Padahal apa yang dirasakan Ibu Via itu benar. Tadi ada seseorang yang memang memperhatikan mereka dan bahkan meninggalkan sebuah foto. Kertas yang sedari tadi digenggam oleh seseorang itu adalah sebuah foto, entah apa maksudnya seseorang itu memberikannya. Tapi yang pasti ada sesuatu hal yang mungkin berkaitan dengan foto itu.

"Ibu," Teriak Via sambil memegang selembar foto dekat pagar rumahnya.

Tadi Ibu Via mengajaknya untuk masuk kedalam rumah, namun Via masih betah di Taman dam berakhir Ibu Via meninggalkannya seorang diri. Tak sengaja matanya menangkap sesuatu yang menarik perhatiannya. Tanpa pikir panjang Via pun langsung mendekatinya, ternyata itu adalah sebuah foto.

Via melihat sekelilingnya tetapi tak ada seorang pun disana. Via pun memutuskan untuk membawa foto itu dan akan memberitahu Ibunya.

Difoto tersebut Via melihat dua orang anak kecil yang tengah tersenyum bahagia. Ia mengerutkan keningnya, tidak tahu siapa kedua anak kecil yang ada dalam foto itu.

"Ada apa? Kok, kamu teriak-teriak?" Tanya Ibu Via ketika melihat Via mencari dirinya kedalam rumah yang tengah berada didapur.

Via langsung bernafas lega ketika melihat Ibunya. Ia pun langsung memberikan foto itu pada Ibunya.

Ibu Via pun langsung menerimanya, "Apa ini?" Tanya Ibu Via pada putrinya.

Via menatap Ibu nya lama lalu menggeleng, "Via juga gak tahu, Bu. Tadi Via nemu pas lagi di Taman. Kira-kira Ibu tahu gak itu siapa?" Tanya Via melihat Ibunya yang sibuk berusaha mengingatnya.

"Lho, ini kan kamu waktu kecil.
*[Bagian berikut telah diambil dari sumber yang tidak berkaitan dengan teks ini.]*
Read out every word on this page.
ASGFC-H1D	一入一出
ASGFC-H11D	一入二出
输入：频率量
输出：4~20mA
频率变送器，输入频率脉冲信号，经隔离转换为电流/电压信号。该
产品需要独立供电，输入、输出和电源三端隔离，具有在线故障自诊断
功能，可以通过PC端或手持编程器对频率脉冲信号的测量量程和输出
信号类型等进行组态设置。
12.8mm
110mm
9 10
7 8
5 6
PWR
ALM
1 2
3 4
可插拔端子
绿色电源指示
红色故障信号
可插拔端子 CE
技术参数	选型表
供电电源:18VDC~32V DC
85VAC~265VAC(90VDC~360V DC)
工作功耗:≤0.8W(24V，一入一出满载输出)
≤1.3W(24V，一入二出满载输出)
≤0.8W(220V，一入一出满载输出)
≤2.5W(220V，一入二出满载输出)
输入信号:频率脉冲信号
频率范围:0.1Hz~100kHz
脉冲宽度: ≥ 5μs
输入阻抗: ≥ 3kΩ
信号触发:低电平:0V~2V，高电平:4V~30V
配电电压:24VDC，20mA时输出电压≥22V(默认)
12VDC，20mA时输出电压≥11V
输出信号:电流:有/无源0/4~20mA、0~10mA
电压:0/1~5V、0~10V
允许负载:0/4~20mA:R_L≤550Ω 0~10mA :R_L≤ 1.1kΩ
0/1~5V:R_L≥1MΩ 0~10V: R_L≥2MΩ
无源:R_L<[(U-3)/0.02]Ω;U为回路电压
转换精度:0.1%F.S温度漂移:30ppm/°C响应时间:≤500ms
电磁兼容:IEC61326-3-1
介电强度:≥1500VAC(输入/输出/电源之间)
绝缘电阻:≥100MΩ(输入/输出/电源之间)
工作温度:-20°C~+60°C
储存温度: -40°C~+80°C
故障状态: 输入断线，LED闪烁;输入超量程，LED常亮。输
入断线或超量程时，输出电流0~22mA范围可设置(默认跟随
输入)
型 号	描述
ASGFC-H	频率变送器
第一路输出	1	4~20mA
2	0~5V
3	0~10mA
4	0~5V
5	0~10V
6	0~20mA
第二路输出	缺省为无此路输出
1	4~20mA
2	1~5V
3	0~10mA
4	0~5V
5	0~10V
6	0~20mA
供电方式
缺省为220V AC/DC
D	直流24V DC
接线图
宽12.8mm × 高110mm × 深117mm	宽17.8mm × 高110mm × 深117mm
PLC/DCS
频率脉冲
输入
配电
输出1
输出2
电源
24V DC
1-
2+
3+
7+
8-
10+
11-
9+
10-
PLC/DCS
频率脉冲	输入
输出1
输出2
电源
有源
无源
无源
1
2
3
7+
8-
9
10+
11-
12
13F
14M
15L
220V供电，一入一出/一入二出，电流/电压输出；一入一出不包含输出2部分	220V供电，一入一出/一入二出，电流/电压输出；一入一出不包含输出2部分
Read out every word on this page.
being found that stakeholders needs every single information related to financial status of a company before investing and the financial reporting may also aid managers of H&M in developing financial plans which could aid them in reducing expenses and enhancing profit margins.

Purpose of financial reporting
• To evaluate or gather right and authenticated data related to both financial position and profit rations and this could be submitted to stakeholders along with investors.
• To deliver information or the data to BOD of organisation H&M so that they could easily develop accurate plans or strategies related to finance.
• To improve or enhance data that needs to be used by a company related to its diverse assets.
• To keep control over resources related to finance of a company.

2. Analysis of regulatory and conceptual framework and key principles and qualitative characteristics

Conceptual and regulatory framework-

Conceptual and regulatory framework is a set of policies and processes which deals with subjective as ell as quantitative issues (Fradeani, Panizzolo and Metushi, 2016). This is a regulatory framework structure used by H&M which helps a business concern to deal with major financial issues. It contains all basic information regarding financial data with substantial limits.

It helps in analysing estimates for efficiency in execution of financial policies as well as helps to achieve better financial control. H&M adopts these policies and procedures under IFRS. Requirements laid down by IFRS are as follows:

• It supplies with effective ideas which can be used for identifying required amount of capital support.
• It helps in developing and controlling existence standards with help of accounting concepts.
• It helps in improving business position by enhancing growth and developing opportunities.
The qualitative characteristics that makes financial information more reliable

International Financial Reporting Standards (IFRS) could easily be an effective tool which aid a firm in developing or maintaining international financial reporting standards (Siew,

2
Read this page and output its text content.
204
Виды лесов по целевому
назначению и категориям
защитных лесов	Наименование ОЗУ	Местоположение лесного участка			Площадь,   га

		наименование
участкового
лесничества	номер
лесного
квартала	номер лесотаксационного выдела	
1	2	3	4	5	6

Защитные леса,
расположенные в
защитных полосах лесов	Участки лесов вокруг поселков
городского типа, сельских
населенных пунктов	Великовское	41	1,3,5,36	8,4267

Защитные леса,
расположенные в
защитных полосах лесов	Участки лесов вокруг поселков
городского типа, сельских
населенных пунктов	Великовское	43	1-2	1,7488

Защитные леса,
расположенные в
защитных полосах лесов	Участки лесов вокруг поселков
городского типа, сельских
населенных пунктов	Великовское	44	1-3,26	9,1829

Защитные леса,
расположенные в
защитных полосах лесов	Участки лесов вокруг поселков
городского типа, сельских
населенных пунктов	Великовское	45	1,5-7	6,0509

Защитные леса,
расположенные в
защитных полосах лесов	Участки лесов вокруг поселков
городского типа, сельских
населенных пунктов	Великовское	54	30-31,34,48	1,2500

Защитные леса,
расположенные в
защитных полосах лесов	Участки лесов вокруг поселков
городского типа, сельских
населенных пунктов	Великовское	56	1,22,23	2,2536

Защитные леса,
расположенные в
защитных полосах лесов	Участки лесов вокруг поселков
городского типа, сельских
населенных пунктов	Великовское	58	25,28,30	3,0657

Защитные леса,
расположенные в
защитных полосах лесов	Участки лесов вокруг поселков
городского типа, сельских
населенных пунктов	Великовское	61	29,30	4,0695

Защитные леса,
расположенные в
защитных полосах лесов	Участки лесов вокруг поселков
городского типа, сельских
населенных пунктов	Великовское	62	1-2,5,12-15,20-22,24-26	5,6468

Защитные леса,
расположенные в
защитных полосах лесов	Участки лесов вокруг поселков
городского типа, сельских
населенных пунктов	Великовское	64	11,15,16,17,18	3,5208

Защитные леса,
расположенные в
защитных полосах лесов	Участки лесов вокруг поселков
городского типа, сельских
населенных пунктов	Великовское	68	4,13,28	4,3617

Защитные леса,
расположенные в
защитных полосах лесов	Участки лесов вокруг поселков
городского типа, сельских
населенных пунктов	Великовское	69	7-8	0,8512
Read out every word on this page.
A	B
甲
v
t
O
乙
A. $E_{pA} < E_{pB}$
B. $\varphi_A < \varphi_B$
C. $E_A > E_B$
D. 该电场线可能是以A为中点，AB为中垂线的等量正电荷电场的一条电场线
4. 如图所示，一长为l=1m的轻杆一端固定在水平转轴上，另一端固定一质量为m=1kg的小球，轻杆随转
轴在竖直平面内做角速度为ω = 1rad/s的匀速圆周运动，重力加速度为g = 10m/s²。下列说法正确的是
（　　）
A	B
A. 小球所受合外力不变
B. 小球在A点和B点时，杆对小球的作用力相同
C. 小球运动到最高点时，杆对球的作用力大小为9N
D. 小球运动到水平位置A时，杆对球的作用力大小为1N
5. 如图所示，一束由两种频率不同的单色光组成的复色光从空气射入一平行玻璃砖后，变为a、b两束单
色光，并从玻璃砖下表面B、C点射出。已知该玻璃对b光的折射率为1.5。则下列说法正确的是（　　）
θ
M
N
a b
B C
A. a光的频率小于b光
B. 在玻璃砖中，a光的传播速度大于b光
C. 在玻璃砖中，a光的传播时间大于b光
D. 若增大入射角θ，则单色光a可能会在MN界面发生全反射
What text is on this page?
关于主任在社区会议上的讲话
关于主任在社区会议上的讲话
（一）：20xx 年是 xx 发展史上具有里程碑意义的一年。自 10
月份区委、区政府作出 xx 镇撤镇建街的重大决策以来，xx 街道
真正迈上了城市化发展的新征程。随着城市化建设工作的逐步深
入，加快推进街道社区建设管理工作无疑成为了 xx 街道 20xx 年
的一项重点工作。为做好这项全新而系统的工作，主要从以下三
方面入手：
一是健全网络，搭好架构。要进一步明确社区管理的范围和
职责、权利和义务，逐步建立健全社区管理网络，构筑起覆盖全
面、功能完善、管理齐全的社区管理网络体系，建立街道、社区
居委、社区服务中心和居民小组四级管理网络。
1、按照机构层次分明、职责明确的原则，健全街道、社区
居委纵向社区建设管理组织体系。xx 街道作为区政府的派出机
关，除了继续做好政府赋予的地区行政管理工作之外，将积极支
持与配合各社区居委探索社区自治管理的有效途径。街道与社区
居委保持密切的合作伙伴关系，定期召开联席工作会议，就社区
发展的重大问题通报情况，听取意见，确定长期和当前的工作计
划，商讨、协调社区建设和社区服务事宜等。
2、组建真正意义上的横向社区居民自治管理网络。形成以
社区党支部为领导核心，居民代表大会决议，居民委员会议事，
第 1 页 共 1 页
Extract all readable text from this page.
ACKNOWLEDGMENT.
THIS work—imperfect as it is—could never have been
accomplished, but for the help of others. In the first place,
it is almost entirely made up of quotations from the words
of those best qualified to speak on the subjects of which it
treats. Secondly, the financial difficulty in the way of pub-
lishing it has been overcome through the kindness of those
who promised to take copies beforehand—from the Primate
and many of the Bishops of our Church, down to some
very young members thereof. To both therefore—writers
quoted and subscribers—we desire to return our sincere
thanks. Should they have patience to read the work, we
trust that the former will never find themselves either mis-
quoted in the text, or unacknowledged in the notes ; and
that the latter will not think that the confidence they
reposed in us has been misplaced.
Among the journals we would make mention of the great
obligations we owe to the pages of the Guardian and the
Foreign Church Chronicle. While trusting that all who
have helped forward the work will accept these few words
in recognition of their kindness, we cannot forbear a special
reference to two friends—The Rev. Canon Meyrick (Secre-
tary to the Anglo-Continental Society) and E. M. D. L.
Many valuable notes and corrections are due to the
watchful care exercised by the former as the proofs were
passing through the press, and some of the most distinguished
Tapi yang disebelah kamu siapa, ya?" Ibu Via memijit pangkal hidungnya sebentar, " Aduh, Ibu lupa!" Keluhnya membuat Via mendesah pelan.

"Itu beneran Via waktu kecil, Bu?" Ibu Via mengangguk.

"Iya, kalau anak perempuan ini, Ibu inget. Ini kamu waktu kecil, iya bener, ini kamu." Ujar Ibu Via lalu mengembalikan foto itu pada putrinya.

"Kamu simpan aja, siapa tahu itu penting." Ujar Ibu Via yang tersenyum meyakinkan, lalu berjalan meninggalkan dirinya sendiri yang masih dalam kebingungan. Via berusaha mengingatnya, tetapi ia tak mengingat satu pun jika ia semasa kecil pernah memiliki teman.

"Kalau ini beneran Via, terus dia siapa?" Gumam Via yang penasaran.